When the lack of a payee's endorsement has caused no damage to the payee, drawer, or drawee, the collecting bank is not liable for damages for failing to obtain an endorsement. Security Trust and Savings *1127 Bank v. Federal Reserve Bank, 269 F. Supp. 893, 896 (D.Mont.1967). The County is not automatically entitled to damages equal to the face amount of the check, rather it must show that it actually incurred damages in that amount as a result of the Bank's actions. See Maier-Lavaty Co. v. Aetna State Bank, 247 Ill.App. 419 (1928) (stating that the measure of the plaintiff's damages is the loss occasioned by the improper conduct of the defendant). In the present case, the Bank's technical violation of § 4-207 did not cause the plaintiff's damages. The plaintiff is therefore not entitled to collect the amount of the check from the Bank.

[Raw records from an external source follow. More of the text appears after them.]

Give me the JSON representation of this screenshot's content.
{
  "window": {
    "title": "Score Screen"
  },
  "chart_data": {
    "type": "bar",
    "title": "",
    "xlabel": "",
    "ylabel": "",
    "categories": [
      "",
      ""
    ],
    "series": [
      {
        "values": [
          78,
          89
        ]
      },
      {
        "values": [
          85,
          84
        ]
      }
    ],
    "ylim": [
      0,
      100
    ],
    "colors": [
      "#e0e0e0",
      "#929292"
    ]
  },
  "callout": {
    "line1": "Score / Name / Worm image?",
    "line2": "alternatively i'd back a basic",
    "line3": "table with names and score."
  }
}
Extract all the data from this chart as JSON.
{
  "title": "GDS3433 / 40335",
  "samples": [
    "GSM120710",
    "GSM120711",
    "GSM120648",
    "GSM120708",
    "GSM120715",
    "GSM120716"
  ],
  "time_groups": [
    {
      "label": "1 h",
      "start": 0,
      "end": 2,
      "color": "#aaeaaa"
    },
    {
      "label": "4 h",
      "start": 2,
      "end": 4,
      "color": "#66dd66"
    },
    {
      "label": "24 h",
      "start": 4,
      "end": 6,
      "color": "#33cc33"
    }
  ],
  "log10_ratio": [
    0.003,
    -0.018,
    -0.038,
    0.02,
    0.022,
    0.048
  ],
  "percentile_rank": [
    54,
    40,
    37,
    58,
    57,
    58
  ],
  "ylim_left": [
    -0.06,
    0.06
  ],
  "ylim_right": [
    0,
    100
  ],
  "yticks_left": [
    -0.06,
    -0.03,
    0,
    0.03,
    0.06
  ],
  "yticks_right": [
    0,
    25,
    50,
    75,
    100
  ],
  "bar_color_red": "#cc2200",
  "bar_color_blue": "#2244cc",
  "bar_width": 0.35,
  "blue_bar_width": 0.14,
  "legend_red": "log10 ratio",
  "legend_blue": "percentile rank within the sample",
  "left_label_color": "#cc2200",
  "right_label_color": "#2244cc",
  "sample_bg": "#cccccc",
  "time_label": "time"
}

Because the County's claim under § 4-207 is not valid, it is unnecessary to address whether the County failed to give the Bank timely notice of the missing endorsement under § 4-207(d). It is worth noting, however, that the County did not notify the Bank of a problem with the check until over two and a half years after the check was deposited. Although a drawee bank generally has no duty to verify endorsements, Federal Deposit Ins. Corp. v. Marine Nat'l Bank, 303 F. Supp. 401, 403 (M.D.Fla. 1969), a party which issues and approves checks for payment should be held responsible for giving notice of a problem with one of its checks. See Great American Ins. Cos. v. American State Bank, 385 N.W.2d 460, 465-66 (N.D.1986) (stating that, when a party is both the drawer and the drawee of a check, "[b]oth logic and equity militate in favor of imposing primary responsibility to check the very draft which it issued in the first place to the `forger'").

If the County had notified the Bank of a problem with the check within two months after the date of deposit, the Bank would have been able to substantially reduce or prevent the damages altogether. The County admits that it became aware of a problem with the check on May 9, 1990, but it did not notify the Bank until almost two years later when it filed this suit. Although the Bank may no longer have been able to mitigate damages at this time, the County was clearly remiss in its obligation to give the Bank immediate notice of a problem.

 
CONCLUSION

For the foregoing reasons, the Bank's motion for summary judgment is granted.